Using the Twitter Query Component in Matillion ETL for BigQuery
Matillion’s “Twitter Query” component enables you to extract data from your Twitter account and load it into Google BigQuery.
The Twitter Query component in Matillion ETL for BigQuery uses the ETL principle to load data from diverse sources into one Google BigQuery dataset. From there, you can take advantage of BigQuery’s power and scalability to transform, join and aggregate the data into shape for reporting or analytics.
Watch our tutorial video for a demonstration on how to set up and use the Twitter Query component in Matillion ETL for BigQuery.
Data extraction architecture
Similar to most of Matillion’s Load/Unload components, acquiring data from Twitter is a two stage process.
Matillion connects to Twitter’s API using OAuth credentials. Before using the Twitter Query component you’ll need to set up your OAuth credentials; this is a once-only setup task. Once authenticated, Matillion brings the data from Twitter across the network.
Matillion instructs BigQuery to bulk-load the extracted data. This is the fastest way to load the Twitter data into BigQuery from end to end.
The Twitter Query is a data Orchestration component. To use the Twitter Query component you need to create an Orchestration job and edit it. Locate the Twitter Query in the component list and drag it onto the Orchestration job canvas to edit it.
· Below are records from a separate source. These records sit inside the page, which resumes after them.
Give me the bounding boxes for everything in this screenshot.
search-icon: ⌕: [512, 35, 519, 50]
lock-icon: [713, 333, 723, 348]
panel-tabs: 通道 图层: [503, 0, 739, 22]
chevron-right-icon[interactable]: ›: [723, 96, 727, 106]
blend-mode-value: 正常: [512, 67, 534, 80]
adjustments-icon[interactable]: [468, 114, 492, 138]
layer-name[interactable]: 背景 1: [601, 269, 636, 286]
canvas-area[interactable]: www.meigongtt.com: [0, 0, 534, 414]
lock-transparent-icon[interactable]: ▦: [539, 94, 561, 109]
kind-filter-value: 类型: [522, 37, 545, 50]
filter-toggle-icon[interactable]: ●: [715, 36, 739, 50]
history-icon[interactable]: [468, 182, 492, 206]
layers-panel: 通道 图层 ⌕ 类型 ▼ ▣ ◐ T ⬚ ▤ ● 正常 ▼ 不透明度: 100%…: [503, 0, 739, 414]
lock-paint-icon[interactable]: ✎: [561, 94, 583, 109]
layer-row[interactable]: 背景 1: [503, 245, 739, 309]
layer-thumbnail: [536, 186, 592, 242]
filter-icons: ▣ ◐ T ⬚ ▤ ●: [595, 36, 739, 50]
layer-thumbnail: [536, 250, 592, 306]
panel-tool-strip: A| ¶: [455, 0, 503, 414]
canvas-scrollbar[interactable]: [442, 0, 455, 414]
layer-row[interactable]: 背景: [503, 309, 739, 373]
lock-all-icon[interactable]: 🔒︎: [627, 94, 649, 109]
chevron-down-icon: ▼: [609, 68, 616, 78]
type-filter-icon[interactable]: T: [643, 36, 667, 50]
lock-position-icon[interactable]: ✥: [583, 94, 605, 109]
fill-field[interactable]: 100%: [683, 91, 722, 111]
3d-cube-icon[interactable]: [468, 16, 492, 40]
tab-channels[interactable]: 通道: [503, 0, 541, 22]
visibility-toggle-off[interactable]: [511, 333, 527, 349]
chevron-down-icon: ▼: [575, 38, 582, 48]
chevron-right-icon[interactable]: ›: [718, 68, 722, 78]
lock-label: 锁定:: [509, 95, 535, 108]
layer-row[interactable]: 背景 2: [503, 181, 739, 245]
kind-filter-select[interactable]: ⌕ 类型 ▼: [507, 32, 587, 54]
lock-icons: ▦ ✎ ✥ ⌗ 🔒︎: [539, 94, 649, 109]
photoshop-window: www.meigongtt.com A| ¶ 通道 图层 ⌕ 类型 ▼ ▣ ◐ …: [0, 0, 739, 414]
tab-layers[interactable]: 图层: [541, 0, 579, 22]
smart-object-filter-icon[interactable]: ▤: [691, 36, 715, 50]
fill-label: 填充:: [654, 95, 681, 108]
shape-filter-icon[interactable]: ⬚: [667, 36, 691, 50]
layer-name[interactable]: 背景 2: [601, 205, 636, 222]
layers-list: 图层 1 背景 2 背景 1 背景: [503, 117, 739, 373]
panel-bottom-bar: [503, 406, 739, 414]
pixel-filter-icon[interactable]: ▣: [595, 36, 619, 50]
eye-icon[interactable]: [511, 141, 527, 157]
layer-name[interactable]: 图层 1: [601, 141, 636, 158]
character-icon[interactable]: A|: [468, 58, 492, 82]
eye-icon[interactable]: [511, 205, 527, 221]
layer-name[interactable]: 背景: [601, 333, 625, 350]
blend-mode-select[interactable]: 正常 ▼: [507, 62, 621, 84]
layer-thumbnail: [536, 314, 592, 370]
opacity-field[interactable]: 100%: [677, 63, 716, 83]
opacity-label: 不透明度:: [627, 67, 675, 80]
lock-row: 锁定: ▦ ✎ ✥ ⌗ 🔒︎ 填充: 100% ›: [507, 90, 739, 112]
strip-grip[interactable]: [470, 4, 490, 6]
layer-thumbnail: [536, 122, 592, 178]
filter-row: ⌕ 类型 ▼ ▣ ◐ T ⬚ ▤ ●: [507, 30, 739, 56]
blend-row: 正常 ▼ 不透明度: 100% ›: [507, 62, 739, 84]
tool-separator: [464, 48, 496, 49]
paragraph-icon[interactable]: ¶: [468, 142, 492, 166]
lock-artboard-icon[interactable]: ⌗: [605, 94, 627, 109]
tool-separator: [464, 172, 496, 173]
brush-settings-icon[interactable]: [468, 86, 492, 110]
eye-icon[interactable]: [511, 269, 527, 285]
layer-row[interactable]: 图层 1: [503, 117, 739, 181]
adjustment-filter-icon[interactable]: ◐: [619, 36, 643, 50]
It’s always best to work down the property list from top to bottom. Some of the key setting are as follows:
- Authentication – set this to the name of the OAuth credentials you intend to use
- Data Source – choose a table or view from those available in the Twitter data model. There are about 20 of the main elements in the Twitter data model, including Tweets, Direct Messages, Followers and Lists
- Data Selection – choose the columns, depending on which Data Source you’re using
- Data Source Filter – you should normally enter some filters to restrict the data of interest
- Target Table – choose a name for the new BigQuery table. Note this is a “staging” table, so you’ll need to move the data on after loading (see the next section
- Cloud Storage Staging Area – choose one of your existing buckets. It will be used temporarily during the bulk load (stage 2, as mentioned above)
After all the properties have been properly configured, the border of the component should turn green. This indicates that it’s ready to run!
Running the Extract and Load
Matillion has a built-in scheduler, which you can use to run jobs automatically.
During testing and development, however, you’ll probably just want to run it interactively with a right-click on the canvas.
The actual run-time will vary according to the complexity of the query, how much data is returned, and whether Twitter apply rate limiting
Once it’s working, you can add this Orchestration job into your daily schedule and the new BigQuery table will be dropped and recreated every day, containing all the newly matching data.
Staging and Transformations
The Target Table property you chose is the name of a BigQuery “staging” table. That means it will be recreated every time the Twitter Query component runs. If the table already exists, it will be silently dropped first.
It’s deliberately designed this way so you can do incremental loads and take advantage of BigQuery’s fast bulk loader. However, it does mean that you need to copy the newly-loaded data into a more permanent location after every load.
The usual pattern is to call a new Transformation job immediately after the Load.
Data returned from an API will very likely not conform to the required schema. Transformations can now be introduced to cleanse the data: fixing datatypes and removing duplicates.
Matillion’s Data Quality Framework document is a detailed guide for this, but a typical example would be to avoid loading the same transactional data (tweets, for example) more than once.
In the above example, the newly-loaded staging data (stg_tweets) is left-joined to the permanent table (master_tweets) by the unique ID of every record. This join returns the same records from stg_tweets, with one extra ID column from the master_tweets table.
Records where the master ID is null are currently missing from the master table and can be inserted. The Filter performs this check using an “Is Null or blank” clause, and it has the effect of an antijoin. The final Table Output component is then safe to run, with its write disposition set to Append, and will not add duplicates.
Having cleansed the data in this way, it’s then ready to be blended in with data from other sources.